Constitutional law is the body of law that governs the foundation or basic laws of a country. A country's constitution is usually created upon the independence of that specific country. Sometimes a country will go years without a formal constitution and will begin drafting at any random time. Not all freestanding countries in the world today operate with a constitution. The United States Constitution was ratified by the states on September 17, 1787 by the Constitutional Convention in Philadelphia, Pennsylvania. It laid the framework of the country's government by defining the three main branches of government; executive, judicial, and legislative.

The legislative branch includes a bicameral Congress, the executive branch includes the President, and the judicial branch is headed by the Supreme Court. The Constitution also outlines what each branch's powers are and how they are allowed to operate in relation to one another. The Constitution also reserves the rights for each individual state as well as being the shortest and oldest Constitution of any major sovereign state.

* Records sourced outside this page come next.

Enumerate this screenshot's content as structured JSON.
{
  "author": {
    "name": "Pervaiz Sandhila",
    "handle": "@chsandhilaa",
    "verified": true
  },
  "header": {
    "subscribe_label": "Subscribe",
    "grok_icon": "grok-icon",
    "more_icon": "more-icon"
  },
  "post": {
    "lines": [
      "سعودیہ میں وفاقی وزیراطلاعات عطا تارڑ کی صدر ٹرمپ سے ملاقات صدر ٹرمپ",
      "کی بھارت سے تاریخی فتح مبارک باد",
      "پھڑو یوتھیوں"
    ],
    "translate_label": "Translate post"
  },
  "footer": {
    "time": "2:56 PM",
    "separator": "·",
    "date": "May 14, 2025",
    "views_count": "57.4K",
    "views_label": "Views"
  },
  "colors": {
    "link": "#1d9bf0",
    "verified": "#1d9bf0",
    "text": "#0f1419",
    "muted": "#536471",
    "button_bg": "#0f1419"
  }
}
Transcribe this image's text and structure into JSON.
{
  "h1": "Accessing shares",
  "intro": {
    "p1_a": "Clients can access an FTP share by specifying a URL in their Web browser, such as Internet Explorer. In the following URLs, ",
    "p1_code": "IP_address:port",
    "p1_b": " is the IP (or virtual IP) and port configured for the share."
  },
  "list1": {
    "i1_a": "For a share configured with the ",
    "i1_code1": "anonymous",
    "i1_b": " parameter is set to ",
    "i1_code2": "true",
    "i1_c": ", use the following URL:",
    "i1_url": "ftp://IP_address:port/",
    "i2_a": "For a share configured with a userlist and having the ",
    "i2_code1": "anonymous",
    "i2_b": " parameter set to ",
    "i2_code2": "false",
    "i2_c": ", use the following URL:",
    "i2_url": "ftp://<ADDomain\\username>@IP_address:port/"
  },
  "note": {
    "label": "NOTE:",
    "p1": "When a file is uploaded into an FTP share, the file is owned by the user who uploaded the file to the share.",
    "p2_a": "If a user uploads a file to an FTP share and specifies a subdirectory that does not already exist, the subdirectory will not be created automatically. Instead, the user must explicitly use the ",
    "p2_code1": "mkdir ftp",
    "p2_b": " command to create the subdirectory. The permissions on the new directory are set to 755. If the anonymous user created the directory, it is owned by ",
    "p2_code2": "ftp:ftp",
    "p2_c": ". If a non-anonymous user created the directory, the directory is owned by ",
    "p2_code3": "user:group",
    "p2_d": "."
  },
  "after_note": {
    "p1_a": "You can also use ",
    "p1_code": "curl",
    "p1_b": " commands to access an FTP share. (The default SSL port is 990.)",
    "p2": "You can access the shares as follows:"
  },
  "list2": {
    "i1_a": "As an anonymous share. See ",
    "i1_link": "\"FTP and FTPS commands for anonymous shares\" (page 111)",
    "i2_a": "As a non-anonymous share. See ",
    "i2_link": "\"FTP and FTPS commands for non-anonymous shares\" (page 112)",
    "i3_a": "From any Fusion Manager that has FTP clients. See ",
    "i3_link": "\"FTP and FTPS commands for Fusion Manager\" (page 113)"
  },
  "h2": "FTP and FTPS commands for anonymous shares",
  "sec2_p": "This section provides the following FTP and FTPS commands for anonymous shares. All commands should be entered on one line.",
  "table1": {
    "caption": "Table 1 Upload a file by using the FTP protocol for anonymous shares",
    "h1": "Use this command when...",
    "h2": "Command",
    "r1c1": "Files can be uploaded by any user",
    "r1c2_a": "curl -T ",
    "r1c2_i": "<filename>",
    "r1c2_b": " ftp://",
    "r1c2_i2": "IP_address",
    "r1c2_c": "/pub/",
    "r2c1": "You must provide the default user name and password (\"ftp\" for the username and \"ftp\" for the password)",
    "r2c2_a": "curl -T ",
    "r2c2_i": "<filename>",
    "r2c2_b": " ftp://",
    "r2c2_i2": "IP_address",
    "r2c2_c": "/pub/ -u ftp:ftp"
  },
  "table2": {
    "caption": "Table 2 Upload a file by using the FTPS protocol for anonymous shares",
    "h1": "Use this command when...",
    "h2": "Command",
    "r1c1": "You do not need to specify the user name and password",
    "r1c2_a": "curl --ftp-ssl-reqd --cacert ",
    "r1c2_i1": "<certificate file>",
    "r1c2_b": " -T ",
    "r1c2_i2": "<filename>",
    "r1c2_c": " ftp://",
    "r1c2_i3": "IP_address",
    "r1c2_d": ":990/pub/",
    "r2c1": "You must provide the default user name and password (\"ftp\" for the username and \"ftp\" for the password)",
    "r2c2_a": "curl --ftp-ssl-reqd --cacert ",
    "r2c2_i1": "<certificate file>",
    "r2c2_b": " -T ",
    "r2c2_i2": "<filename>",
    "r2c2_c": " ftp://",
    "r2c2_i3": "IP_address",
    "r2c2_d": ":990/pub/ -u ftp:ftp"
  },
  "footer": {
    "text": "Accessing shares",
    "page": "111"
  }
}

After the Constitution was ratified by the Constitutional Convention in Philadelphia, it was also ratified by conventions held in each U.S. state. The Constitution has been amended a total of 27 times with the first 10 amendments being called the Bill of Rights. The first constitution of the United States was the Articles of Confederation and Perpetual Union. Those were replaced by the Constitution, making the United States a federal government instead of a confederation. By doing this, the United States has the oldest federal constitution. The Constitution is on display at the National Archives and Records Administration in Washington, D.C.

The United States government operates under the direction of the Constitution and if any one branch performs an unconstitutional activity, they can be taken to court for violating the Constitution. Many lawsuits held in courts across the country today are for violating citizens' constitutional rights.

The supposed ‘Father of the Constitution' was James Madison, who also drafted the Virginia Plan, which was the unofficial agenda for the Constitutional Convention in Philadelphia. At this convention, Roger Sherman of Connecticut proposed the Great Compromise. The Great Compromise said that the House would represent population, the Senate would represent states, and the President would be elected by electors. Because the issue of slavery was so hotly debated it was not resolved at this convention but four provisions of the Constitution allowed it to continue for the next 20 years. The failure to resolve the slavery issue helped lead to the United States Civil War.

There were only three unanimous votes by the states to ratify the Constitution. The first state to ratify the Constitution was Delaware, on December 7, 1787. There were 30 yes votes and 0 no votes. The other two states to ratify the Constitution without any negative votes were New Jersey (38-0) and Georgia (26-0). In all, 13 states ratified the Constitution between 1787 and 1790, adopting it as the official law of the land.

The Constitution itself consists of seven main articles following the preamble, which is also known as the statement of purpose. Article I defines legislative power, Article II defines executive power, Article III defines judicial power, Article IV defines states' powers and limits, Article V defines the process of amendments, Article VI defines federal power and Article VII defines ratification. Aside from the Articles of the Constitution, there are the 27 amendments to the Constitution, with the first ten known as the Bill of Rights.

The Bill of Rights is 10 amendments to the United States Constitution involve the rights of the citizens of the country. Such rights are the right to bear arms, the right to a fair trial, the right to freedom of religion, the freedom of speech, the freedom of the press, the freedom of assembly, protection from searches, seizures, and arrests without probable cause or a warrant.